Acquiescement général sonore.

- On dirait que t’as choisi un téléphone.

- Y manque plus que des étoiles, comme sur Amazon.

- Et il faut choisir la formation qui te plaît, enfin dix formations qui sont censées te plaire mais toi, y en a pas autant qui te plaisent que de lignes à remplir donc tu finis par mettre des trucs que t’aimes même pas

- Et en plus

- là, c’est tes parents qui insistent -

- Faut mettre les meilleures formations que tu peux avoir

- (Bah oui, t’avais pas assez la pression)

- Ensuite, tu dois remplir tes expériences

- Décrire tes aspirations

- En fait il faut que tu te vendes

- T’as envie de rappeler au Ministre de l’Education Nationale que t’as 17 ans ½, pas encore eu le temps de faire ta troisième session BAFA parce que tu devais réviser ton bac blanc, et est-ce que les baby-sittings pas déclarés chez tes voisins, ça compte ?

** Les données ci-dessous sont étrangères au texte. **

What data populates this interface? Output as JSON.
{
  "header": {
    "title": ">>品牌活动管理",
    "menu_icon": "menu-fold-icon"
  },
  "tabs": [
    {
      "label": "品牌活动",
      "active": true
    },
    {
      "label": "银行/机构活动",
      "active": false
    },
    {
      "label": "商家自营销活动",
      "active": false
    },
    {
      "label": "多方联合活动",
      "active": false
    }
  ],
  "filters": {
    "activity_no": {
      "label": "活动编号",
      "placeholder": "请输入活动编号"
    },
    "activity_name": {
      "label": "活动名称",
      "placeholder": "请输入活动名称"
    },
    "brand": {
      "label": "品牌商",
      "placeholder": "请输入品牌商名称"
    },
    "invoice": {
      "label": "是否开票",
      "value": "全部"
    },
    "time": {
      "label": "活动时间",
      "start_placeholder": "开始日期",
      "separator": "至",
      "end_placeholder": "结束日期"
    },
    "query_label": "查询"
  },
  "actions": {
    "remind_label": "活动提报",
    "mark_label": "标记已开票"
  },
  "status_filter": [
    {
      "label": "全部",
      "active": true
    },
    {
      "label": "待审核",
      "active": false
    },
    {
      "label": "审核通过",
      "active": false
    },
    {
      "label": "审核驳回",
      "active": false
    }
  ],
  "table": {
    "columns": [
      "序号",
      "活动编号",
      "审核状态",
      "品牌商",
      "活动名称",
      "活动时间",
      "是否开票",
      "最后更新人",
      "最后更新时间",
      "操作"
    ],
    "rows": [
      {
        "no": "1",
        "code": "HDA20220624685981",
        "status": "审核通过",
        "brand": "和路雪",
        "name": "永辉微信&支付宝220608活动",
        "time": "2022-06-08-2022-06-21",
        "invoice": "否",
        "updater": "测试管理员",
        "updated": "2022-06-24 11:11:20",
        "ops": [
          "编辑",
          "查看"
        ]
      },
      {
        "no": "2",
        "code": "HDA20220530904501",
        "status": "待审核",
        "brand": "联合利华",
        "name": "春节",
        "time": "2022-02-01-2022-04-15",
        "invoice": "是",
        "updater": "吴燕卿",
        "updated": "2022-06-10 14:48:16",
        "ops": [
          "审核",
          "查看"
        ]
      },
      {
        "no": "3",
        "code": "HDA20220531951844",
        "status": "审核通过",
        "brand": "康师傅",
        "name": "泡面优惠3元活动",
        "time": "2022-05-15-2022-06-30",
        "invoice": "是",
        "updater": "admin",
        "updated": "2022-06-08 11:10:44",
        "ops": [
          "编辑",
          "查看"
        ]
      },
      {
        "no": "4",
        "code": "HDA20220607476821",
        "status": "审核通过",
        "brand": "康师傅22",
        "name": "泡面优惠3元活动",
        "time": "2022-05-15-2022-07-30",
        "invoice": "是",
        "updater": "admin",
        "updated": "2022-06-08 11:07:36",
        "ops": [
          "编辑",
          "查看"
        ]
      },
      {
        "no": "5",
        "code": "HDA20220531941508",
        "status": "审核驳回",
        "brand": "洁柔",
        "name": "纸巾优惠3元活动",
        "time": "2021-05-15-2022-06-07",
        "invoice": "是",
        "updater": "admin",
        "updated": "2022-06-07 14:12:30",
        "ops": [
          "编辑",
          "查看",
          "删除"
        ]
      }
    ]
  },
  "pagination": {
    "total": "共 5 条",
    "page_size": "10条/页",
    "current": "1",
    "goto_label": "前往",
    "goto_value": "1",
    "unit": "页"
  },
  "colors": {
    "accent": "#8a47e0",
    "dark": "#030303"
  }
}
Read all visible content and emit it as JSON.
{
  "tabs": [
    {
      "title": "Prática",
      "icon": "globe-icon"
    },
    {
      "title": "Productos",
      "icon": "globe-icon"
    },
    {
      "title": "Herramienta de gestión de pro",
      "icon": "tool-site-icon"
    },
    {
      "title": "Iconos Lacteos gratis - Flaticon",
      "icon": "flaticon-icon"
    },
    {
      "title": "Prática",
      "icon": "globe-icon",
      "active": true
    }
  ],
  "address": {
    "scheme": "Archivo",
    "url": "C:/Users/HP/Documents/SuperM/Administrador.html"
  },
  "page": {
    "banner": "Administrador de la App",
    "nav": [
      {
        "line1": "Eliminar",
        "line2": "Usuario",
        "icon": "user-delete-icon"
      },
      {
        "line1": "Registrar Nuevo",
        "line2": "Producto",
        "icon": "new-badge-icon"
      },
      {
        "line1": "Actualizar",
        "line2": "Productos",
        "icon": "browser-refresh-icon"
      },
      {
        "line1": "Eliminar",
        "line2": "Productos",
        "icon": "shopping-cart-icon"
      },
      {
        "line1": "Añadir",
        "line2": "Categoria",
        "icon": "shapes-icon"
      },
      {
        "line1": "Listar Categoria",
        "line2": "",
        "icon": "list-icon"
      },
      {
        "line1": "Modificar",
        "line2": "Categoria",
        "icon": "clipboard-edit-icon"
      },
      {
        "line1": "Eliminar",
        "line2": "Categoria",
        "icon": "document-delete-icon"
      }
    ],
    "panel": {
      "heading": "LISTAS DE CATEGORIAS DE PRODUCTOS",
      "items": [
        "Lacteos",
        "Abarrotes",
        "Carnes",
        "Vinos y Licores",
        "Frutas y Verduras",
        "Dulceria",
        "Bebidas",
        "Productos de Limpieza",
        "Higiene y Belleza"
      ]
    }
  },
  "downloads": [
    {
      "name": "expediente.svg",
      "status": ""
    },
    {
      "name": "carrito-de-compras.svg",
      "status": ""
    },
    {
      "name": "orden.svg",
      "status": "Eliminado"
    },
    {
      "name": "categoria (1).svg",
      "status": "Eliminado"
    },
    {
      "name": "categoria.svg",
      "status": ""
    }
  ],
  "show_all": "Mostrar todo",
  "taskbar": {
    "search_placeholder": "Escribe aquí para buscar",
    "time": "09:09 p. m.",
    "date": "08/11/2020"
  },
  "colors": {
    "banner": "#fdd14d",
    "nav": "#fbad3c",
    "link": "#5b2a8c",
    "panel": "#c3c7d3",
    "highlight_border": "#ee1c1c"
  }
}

- Tu repasses au peigne fin les dix années écoulées

- Ta mère te rappelle la vente de gâteaux pour financer le voyage à Rome en fin de 3ème

- ça démontre des capacités organisationnelles

- 8 ans de basket

- endurance, bon mental, esprit d’équipe

- Et tu finis par mettre des trucs absurdes

- Que t’as fait de la chorale quand t’avais 6 ans

- Parce qu’il faut aussi montrer un côté créatif

- Tu mets tout ce que t’as

- Tout ce que t’es

- Sur la plateforme

- Mais peut-être que les six premiers choix que tu veux absolument vont te dire : « Bah en fait non, on veut pas de toi »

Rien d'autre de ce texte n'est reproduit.